Never before had a player won such honors on all three Tours operated by the PGA TOUR. Lehman, who won the award on the then-Hogan Tour (now Nationwide Tour) in 1991 and the PGA TOUR in 1996, knew he was fortunate to be in such a position by age as much as accomplishment. No other former Hogan/Nationwide Tour Player of the Year is toiling regularly on the 50-and-over circuit.
But Wednesday, upon officially being named Champions Tour Player of the Year, thus completing the triple play, Lehman could fully appreciate the accomplishment and come clean a little bit about just how much he wanted it.

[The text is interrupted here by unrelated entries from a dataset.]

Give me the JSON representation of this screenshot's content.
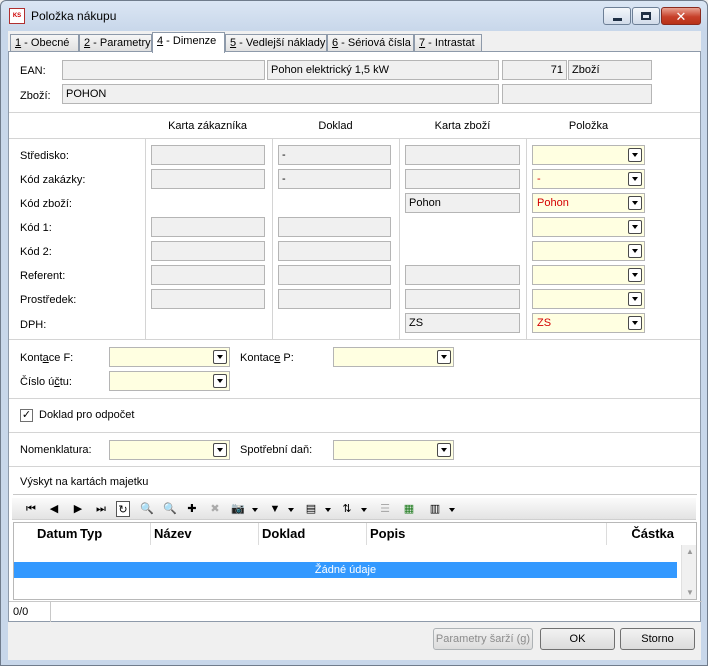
{
  "window": {
    "title": "Položka nákupu",
    "icon": "kos-app-icon"
  },
  "tabs": [
    {
      "key": "1",
      "label": " - Obecné"
    },
    {
      "key": "2",
      "label": " - Parametry"
    },
    {
      "key": "4",
      "label": " - Dimenze"
    },
    {
      "key": "5",
      "label": " - Vedlejší náklady"
    },
    {
      "key": "6",
      "label": " - Sériová čísla"
    },
    {
      "key": "7",
      "label": " - Intrastat"
    }
  ],
  "header": {
    "ean_label": "EAN:",
    "ean_value": "",
    "name": "Pohon elektrický 1,5 kW",
    "number": "71",
    "kind": "Zboží",
    "zbozi_label": "Zboží:",
    "zbozi_value": "POHON",
    "zbozi_extra": ""
  },
  "dims": {
    "columns": [
      "Karta zákazníka",
      "Doklad",
      "Karta zboží",
      "Položka"
    ],
    "rows": [
      {
        "label": "Středisko:",
        "doklad": "-",
        "karta_zbozi": "",
        "polozka": ""
      },
      {
        "label": "Kód zakázky:",
        "doklad": "-",
        "karta_zbozi": "",
        "polozka": "-"
      },
      {
        "label": "Kód zboží:",
        "doklad": "",
        "karta_zbozi": "Pohon",
        "polozka": "Pohon"
      },
      {
        "label": "Kód 1:",
        "doklad": "",
        "karta_zbozi": "",
        "polozka": ""
      },
      {
        "label": "Kód 2:",
        "doklad": "",
        "karta_zbozi": "",
        "polozka": ""
      },
      {
        "label": "Referent:",
        "doklad": "",
        "karta_zbozi": "",
        "polozka": ""
      },
      {
        "label": "Prostředek:",
        "doklad": "",
        "karta_zbozi": "",
        "polozka": ""
      },
      {
        "label": "DPH:",
        "doklad": "",
        "karta_zbozi": "ZS",
        "polozka": "ZS"
      }
    ]
  },
  "accounting": {
    "kontace_f_pre": "Kont",
    "kontace_f_ul": "a",
    "kontace_f_post": "ce F:",
    "kontace_f_value": "",
    "kontace_p_pre": "Kontac",
    "kontace_p_ul": "e",
    "kontace_p_post": " P:",
    "kontace_p_value": "",
    "cislo_uctu_pre": "Číslo ú",
    "cislo_uctu_ul": "č",
    "cislo_uctu_post": "tu:",
    "cislo_uctu_value": ""
  },
  "odpocet": {
    "label": "Doklad pro odpočet",
    "checked": "✓"
  },
  "misc": {
    "nomenklatura_label": "Nomenklatura:",
    "nomenklatura_value": "",
    "spotrebni_dan_label": "Spotřební daň:",
    "spotrebni_dan_value": ""
  },
  "assets": {
    "section_title": "Výskyt na kartách majetku",
    "columns": [
      "Datum",
      "Typ",
      "Název",
      "Doklad",
      "Popis",
      "Částka"
    ],
    "empty_text": "Žádné údaje"
  },
  "status": {
    "record_count": "0/0"
  },
  "buttons": {
    "parametry_sarzi": "Parametry šarží (g)",
    "ok": "OK",
    "storno": "Storno"
  },
  "colors": {
    "active_row": "#3399ff",
    "required_field": "#ffffe1",
    "value_red": "#d40000"
  }
}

“I think it's every bit as significant simply because it's a goal that I set,” Lehman said. “I think anytime you set a goal that's a lofty goal, and this one was lofty because no one had done it before. I was aware of that.
“Because of that reason, it's significant. It's the culmination of a journey. It's a journey that's been a lot of fun. There's no guarantees. There were no promises that I could achieve that. It took a lot of good playing and also some good fortune for me to win.”
Lehman was strong all year on the Champions Tour, having won three times including a major title. He took over the Schwab Cup points lead after the season’s second event and never looked back, though the points race did tighten up at the season finale as Mark Calcavecchia bid to win the Charles Schwab Cup Championship and take the $1 million season prize. Calc came up short, and Lehman had the Schwab Cup.
“There's a lot of things happened this past year that went in my favor. John Cook lost in two playoffs. Calc almost came back and won the Schwab Cup,” Lehman said. “Those guys had great years, played great golf, but things kind of tipped my way.
“When you work so hard and you want it so badly, you chase that dream, then the dream does come true, it's significant. I was very, very aware over the last couple years I had a chance to do something that no one's done before, at least to this point.”